EarthCARE gaat verschillende instrumenten tegelijkertijd gebruiken. „Daarmee ontstaat een compleet beeld van een wolk op één moment op één plek”, zegt Van Zadelhoff. „We gaan straks voor het eerst zien of onze aannames in de modellen over wolken kloppen.”

De satelliet gaat in de vacuumkamer, waar de ruimte-omstandigheden worden nagebootst.
Foto ESA

Grote en kleine deeltjes

Op de satelliet zitten vier meetinstrumenten. De radar, de grote schotel aan de voorkant, maakt een dwarsdoorsnede van een wolk en kan onder meer zien waar regendruppels en waar ijs zit. Hij is goed in het meten van grote deeltjes. De lidar, het instrument naast de radar, ziet ook kleinere deeltjes. Hij meet fijnstof en genereert een profiel van de bovenkant van ijs- en waterwolken. De imager, op het achterste blok, maakt een platte opname van de atmosfeer over een breedte van 150 kilometer. De drie instrumenten samen geven een 3D-beeld van een wolk.

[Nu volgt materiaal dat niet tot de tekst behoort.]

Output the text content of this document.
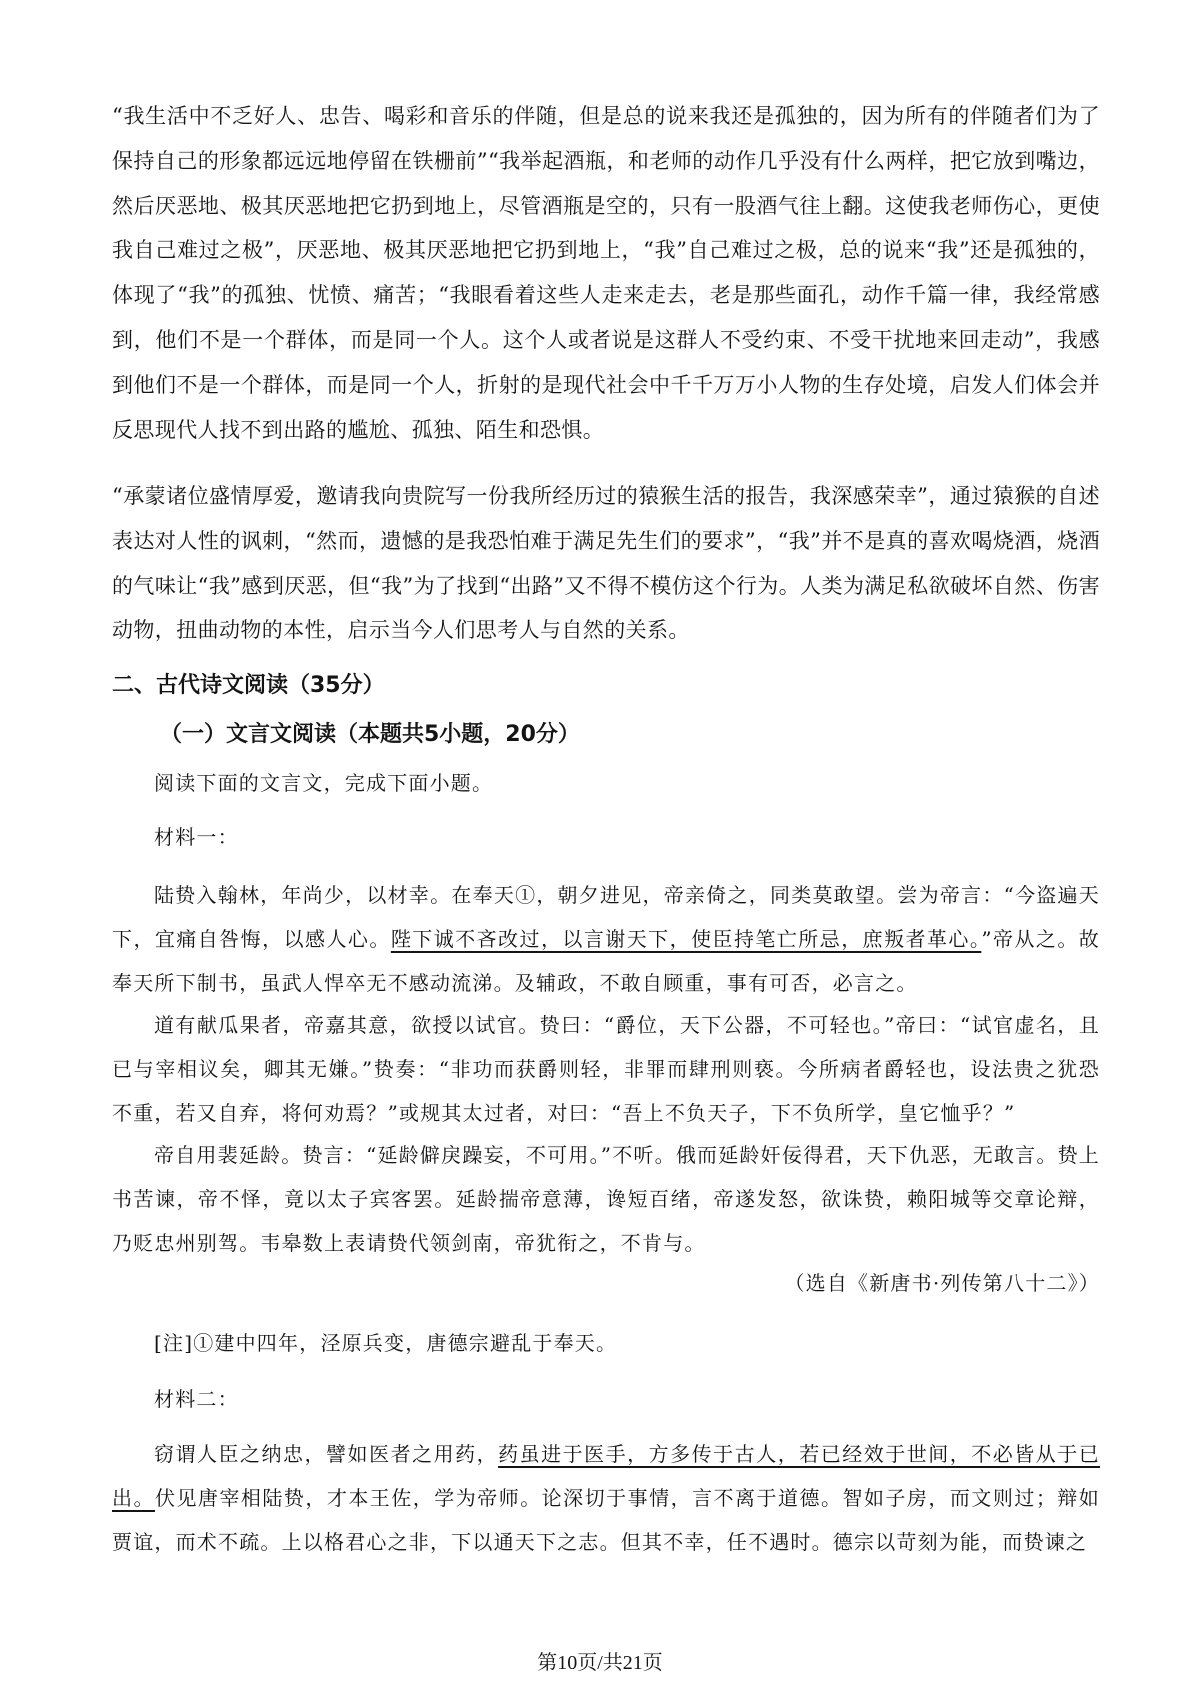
“我生活中不乏好人、忠告、喝彩和音乐的伴随，但是总的说来我还是孤独的，因为所有的伴随者们为了保持自己的形象都远远地停留在铁栅前”“我举起酒瓶，和老师的动作几乎没有什么两样，把它放到嘴边，然后厌恶地、极其厌恶地把它扔到地上，尽管酒瓶是空的，只有一股酒气往上翻。这使我老师伤心，更使我自己难过之极”，厌恶地、极其厌恶地把它扔到地上，“我”自己难过之极，总的说来“我”还是孤独的，体现了“我”的孤独、忧愤、痛苦；“我眼看着这些人走来走去，老是那些面孔，动作千篇一律，我经常感到，他们不是一个群体，而是同一个人。这个人或者说是这群人不受约束、不受干扰地来回走动”，我感到他们不是一个群体，而是同一个人，折射的是现代社会中千千万万小人物的生存处境，启发人们体会并反思现代人找不到出路的尴尬、孤独、陌生和恐惧。

“承蒙诸位盛情厚爱，邀请我向贵院写一份我所经历过的猿猴生活的报告，我深感荣幸”，通过猿猴的自述表达对人性的讽刺，“然而，遗憾的是我恐怕难于满足先生们的要求”，“我”并不是真的喜欢喝烧酒，烧酒的气味让“我”感到厌恶，但“我”为了找到“出路”又不得不模仿这个行为。人类为满足私欲破坏自然、伤害动物，扭曲动物的本性，启示当今人们思考人与自然的关系。

二、古代诗文阅读（35分）
（一）文言文阅读（本题共5小题，20分）

阅读下面的文言文，完成下面小题。

材料一：

陆贽入翰林，年尚少，以材幸。在奉天①，朝夕进见，帝亲倚之，同类莫敢望。尝为帝言：“今盗遍天下，宜痛自咎悔，以感人心。陛下诚不吝改过，以言谢天下，使臣持笔亡所忌，庶叛者革心。”帝从之。故奉天所下制书，虽武人悍卒无不感动流涕。及辅政，不敢自顾重，事有可否，必言之。

道有献瓜果者，帝嘉其意，欲授以试官。贽曰：“爵位，天下公器，不可轻也。”帝曰：“试官虚名，且已与宰相议矣，卿其无嫌。”贽奏：“非功而获爵则轻，非罪而肆刑则亵。今所病者爵轻也，设法贵之犹恐不重，若又自弃，将何劝焉？”或规其太过者，对曰：“吾上不负天子，下不负所学，皇它恤乎？”

帝自用裴延龄。贽言：“延龄僻戾躁妄，不可用。”不听。俄而延龄奸佞得君，天下仇恶，无敢言。贽上书苦谏，帝不怿，竟以太子宾客罢。延龄揣帝意薄，谗短百绪，帝遂发怒，欲诛贽，赖阳城等交章论辩，乃贬忠州别驾。韦皋数上表请贽代领剑南，帝犹衔之，不肯与。

（选自《新唐书·列传第八十二》）

[注]①建中四年，泾原兵变，唐德宗避乱于奉天。

材料二：

窃谓人臣之纳忠，譬如医者之用药，药虽进于医手，方多传于古人，若已经效于世间，不必皆从于已出。伏见唐宰相陆贽，才本王佐，学为帝师。论深切于事情，言不离于道德。智如子房，而文则过；辩如贾谊，而术不疏。上以格君心之非，下以通天下之志。但其不幸，任不遇时。德宗以苛刻为能，而贽谏之

第10页/共21页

Het vierde instrument, ook op het achterste blok van de satelliet, is een stralingsmeter. Die meet zowel zonnestraling als warmtestraling en hiermee is te bepalen wat de invloed van een wolk is op de stralingsbalans van de aarde.

EarthCARE (CARE staat voor Cloud, Aerosol and Radiation Explorer) is ruim 17 meter lang, waarvan 13 meter aan zonnepanelen, en weegt 2.200 kilo. Elke 25 dagen komt hij over hetzelfde stuk aarde, hij meet 389 verschillende stroken aardoppervlak per cyclus.

EarthCARE ‘wolkensatelliet’Vier meetinstrumenten die samen een compleet beeld van een wolk geven

„Oorspronkelijk was de bedoeling nog een vijfde instrument mee te nemen, een infrarood spectrometer die temperatuur meet”, zegt Donovan. „Omwille van de kosten en de energieverdeling hebben we uiteindelijk besloten die te laten vallen. We hebben 13 meter aan zonnepanelen, 1,7 kilowatt, maar toch hebben we lang gepraat over hoe we de energie over de instrumenten gingen verdelen. Lidar en radar zijn energievreters.”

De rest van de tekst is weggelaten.